The People’s Bank of China has already committed to fully freeing up interest rates on bank deposits in 2015. This will increase competition for deposits, driving up rates and benefiting savers. Small banks will be able to compete more effectively with large banks. Large banks oppose these reforms, but the PBOC has noted that market-determined domestic interest rates are an important criterion for the yuan’s inclusion in the SDR basket.

In principle, this entire debate is a nonstarter. Since the yuan isn’t freely convertible and its exchange rate isn’t fully market-determined, it is technically not a viable reserve currency. But this matter is more about international geopolitics than economics.

For the IMF, however, the decision is a matter of its own long-term survival. The IMF has had a contentious relationship with China on currency matters, and ignoring China’s explicit desire to join the SDR would create more bad blood.
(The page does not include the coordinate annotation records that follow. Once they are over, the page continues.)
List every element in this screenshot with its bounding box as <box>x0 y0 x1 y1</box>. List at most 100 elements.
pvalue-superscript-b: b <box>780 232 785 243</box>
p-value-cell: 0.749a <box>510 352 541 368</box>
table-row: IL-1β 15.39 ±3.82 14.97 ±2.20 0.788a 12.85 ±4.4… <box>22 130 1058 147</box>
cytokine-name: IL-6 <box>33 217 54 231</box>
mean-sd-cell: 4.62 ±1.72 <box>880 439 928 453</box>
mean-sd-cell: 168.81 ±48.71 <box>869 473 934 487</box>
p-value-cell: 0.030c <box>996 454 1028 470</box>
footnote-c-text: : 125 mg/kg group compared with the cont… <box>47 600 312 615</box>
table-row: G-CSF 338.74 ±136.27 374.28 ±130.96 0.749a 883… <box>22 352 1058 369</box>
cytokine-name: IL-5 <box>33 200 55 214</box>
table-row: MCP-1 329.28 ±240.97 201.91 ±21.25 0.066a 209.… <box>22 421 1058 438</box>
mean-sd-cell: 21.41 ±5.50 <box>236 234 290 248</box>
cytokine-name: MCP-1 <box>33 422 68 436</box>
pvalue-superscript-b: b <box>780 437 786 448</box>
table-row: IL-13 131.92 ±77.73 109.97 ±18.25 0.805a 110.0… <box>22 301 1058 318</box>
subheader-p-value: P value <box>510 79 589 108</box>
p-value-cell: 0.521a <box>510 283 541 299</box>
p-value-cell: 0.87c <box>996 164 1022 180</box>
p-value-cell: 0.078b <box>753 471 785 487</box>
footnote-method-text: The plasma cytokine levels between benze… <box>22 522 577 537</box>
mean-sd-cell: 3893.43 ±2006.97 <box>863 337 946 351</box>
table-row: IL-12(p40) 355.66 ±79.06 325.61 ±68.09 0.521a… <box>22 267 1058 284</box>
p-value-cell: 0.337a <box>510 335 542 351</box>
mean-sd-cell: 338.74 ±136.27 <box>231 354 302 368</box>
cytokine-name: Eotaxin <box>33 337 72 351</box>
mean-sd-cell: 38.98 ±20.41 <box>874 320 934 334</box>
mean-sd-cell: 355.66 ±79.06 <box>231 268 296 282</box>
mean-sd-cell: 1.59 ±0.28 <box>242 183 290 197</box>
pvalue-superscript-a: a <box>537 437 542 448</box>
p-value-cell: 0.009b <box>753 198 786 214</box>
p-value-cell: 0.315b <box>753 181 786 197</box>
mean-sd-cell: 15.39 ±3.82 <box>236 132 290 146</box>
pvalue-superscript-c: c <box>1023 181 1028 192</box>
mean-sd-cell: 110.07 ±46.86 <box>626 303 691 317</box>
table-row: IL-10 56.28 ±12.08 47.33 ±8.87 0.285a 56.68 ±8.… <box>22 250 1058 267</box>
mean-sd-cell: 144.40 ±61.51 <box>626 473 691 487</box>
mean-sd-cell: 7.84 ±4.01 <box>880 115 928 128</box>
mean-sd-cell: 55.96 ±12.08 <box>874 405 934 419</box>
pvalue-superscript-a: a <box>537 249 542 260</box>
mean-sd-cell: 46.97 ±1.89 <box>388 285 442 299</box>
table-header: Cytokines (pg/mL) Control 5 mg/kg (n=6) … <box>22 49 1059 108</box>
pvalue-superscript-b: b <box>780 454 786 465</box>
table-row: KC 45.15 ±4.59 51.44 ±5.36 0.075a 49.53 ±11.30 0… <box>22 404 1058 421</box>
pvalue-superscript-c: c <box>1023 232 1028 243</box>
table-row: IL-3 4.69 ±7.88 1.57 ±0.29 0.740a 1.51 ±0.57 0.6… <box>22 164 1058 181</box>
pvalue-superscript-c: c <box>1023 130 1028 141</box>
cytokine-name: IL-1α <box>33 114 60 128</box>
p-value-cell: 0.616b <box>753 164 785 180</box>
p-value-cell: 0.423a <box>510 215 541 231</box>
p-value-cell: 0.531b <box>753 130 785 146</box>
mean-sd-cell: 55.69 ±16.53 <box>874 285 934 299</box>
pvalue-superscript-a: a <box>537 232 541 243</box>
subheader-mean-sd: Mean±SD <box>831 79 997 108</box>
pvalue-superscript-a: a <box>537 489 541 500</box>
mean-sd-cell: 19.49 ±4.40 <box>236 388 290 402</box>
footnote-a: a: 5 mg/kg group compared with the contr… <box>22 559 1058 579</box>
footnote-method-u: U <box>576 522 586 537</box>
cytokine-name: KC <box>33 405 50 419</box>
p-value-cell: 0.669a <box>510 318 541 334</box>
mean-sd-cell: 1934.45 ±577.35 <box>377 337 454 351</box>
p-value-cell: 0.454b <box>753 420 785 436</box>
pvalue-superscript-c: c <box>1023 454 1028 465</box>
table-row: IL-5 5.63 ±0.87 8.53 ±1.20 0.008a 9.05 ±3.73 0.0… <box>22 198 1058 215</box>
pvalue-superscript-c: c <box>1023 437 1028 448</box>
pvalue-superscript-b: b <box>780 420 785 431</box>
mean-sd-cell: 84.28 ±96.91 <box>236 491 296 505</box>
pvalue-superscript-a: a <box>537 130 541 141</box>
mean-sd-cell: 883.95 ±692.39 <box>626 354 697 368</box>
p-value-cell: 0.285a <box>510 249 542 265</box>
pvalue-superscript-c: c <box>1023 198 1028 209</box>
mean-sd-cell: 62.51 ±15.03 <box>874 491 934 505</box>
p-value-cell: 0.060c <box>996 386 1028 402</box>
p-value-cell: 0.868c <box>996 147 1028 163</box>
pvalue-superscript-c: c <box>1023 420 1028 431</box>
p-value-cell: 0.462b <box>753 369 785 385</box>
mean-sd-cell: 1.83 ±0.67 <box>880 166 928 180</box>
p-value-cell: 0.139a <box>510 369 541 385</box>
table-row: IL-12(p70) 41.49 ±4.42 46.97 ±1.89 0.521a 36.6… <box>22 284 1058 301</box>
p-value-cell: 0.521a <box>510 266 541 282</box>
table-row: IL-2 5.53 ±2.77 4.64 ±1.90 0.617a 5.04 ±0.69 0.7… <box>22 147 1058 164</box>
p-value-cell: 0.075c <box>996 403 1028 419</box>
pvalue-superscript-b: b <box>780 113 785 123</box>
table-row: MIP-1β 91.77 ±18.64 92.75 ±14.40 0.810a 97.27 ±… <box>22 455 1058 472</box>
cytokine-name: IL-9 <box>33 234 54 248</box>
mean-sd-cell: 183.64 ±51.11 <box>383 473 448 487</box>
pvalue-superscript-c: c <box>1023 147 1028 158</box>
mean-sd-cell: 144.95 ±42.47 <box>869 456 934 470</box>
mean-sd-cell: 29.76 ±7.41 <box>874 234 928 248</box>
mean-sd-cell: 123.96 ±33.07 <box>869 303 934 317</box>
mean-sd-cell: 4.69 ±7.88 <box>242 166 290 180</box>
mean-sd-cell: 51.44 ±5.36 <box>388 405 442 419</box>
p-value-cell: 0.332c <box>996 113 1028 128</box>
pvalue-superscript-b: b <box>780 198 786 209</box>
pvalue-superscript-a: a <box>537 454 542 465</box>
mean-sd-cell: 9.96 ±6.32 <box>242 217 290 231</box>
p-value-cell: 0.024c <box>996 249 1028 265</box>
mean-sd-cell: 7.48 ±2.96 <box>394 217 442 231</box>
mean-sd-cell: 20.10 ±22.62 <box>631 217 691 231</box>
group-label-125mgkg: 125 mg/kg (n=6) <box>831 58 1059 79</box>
The agency also wants to avoid another knock on its legitimacy, already tainted by the lack of progress on giving emerging markets their rightful voting shares. Excluding the yuan from the SDR could crystallize the concerns of policy makers in emerging markets that the IMF remains an institution run by and for the benefit of advanced economies.

The IMF’s imprimatur would certainly help, but ultimately market forces will drive the yuan to be adopted as a reserve currency. Foreign investors, including foreign central banks, will hold the yuan if they are convinced of its worth. Unless China develops its financial markets, the IMF’s seal of approval won’t do much for the yuan’s stature.

The U.S. government should welcome the yuan’s claims to reserve-currency status. After SDR inclusion, China’s central bank would find it harder to manage or manipulate the value of its currency to gain a competitive edge for its exports. China will also have more reason to maintain the primacy of the IMF, where the U.S. has considerable influence, in international finance. And China’s financial market opening could create opportunities for U.S. firms, from banks to insurers.

The yuan’s inclusion in the SDR basket might be premature on technical grounds but is timely given its broader ramifications. A positive outcome would be good for China, the U.S. and the international monetary system. There is no good reason to delay.